There are three points of instruction on this subject brought before us in the verse already quoted. "Whom having not seen, ye love; in whom, though now ye see Him not, yet believing, ye rejoice with joy unspeakable and full of glory." 1 Peter 1:8. We have here, first, the spring of the Christian's happiness, secondly, the secret of its realization, and thirdly, its measure.
1. The spring of our happiness is the Lord Jesus Christ Himself—"in whom, though now ye see Him not... ye rejoice." It is the man Christ Jesus in the glory whom we now see by faith. All our resources are in Him and it is vain to look elsewhere, for all other streams are dry. He is the Rock which was smitten, and we have only now to speak to the Rock, and He will give forth His waters. He only is the fountain of life. He is before the face of God in glory for us and we are complete in Him, in whom all fullness dwells, who is the Head of all principality and power. Let it then be a settled fact with our souls that Christ Himself, not friends, nor self, nor circumstances, but He Himself is the only source of our happiness.

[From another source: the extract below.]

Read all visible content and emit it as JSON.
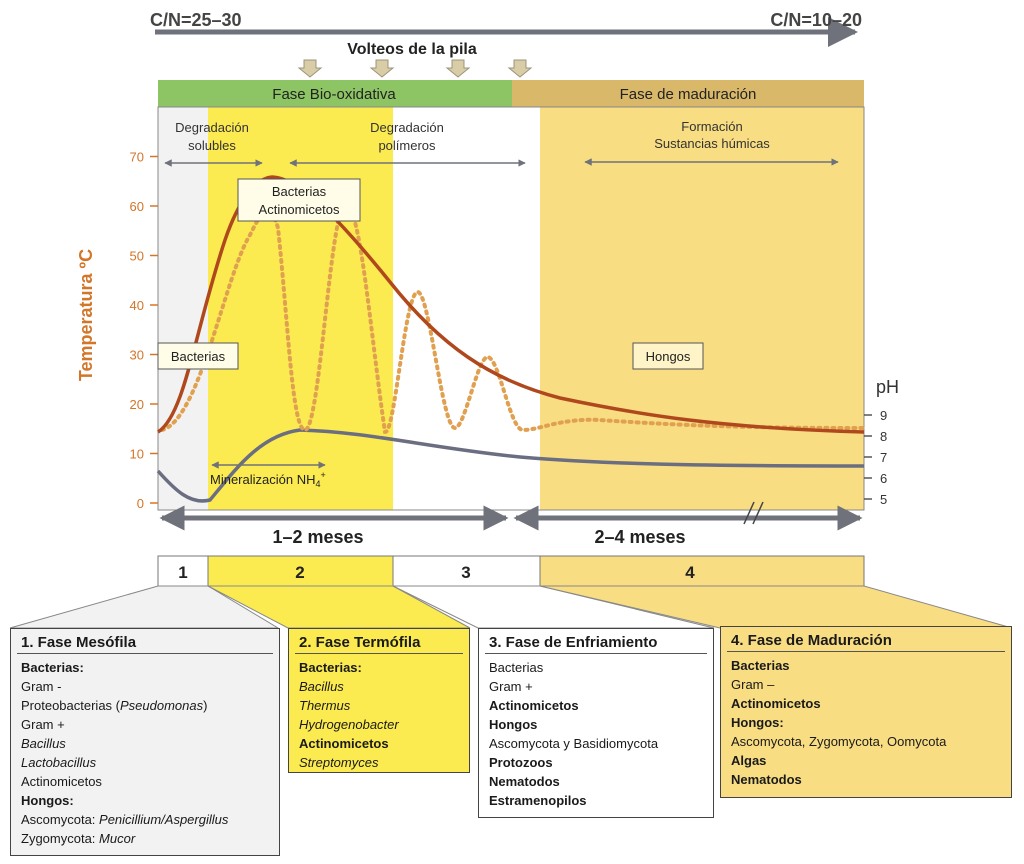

Earthly friends may fail or leave us,
One day soothe, the next day grieve us,
But this Friend will ne'er deceive us,
O how He loves!
2. It is by the activity of faith in Him that we have present happiness. A person may be a true believer and yet not be exercising faith in Him, not having his thoughts and heart running in the channel of divine truth concerning Him. It is the soul's having to do with Him now, whom we have not seen, but who is revealed in the Word, that we have present joy, not thinking of Him according to our poor thoughts, but as God has revealed Him to us in His Word. Hence we read, "In whom, though now ye see Him not, yet believing, ye rejoice." Let us not expect to be happy if we are brooding over our bodies, feelings, circumstances or attainments. Occupation with Him alone enables us to rise above these things. We can exultingly sing:
Oh for ten thousand tongues to praise
My Savior, and my God!
3. As to the measure of our joy, our Lord said, "That your joy might be full." John, as we have noticed, so writes that our "joy might be full," and here it is recorded of Christians of olden times, that they "rejoiced with joy unspeakable and full of glory." To dwell on the infinite fullness and perfections of the person, work, and offices of the Lord Jesus Christ is to dive into a boundless ocean of divine love. Then our thoughts are launched, as it were, into glory. We enter upon the boundlessness of the eternal and unchanging love and glory of God. The rich, free, and unmerited love of God has "called us unto His eternal glory by Christ Jesus"! Though now by faith we rejoice in Him, the next moment our Lord may come and take us there. Then faith will be changed to sight, for we shall see His face, be with Him, and be like Him forever.
Watching and ready may we be,
As those who long their Lord to see.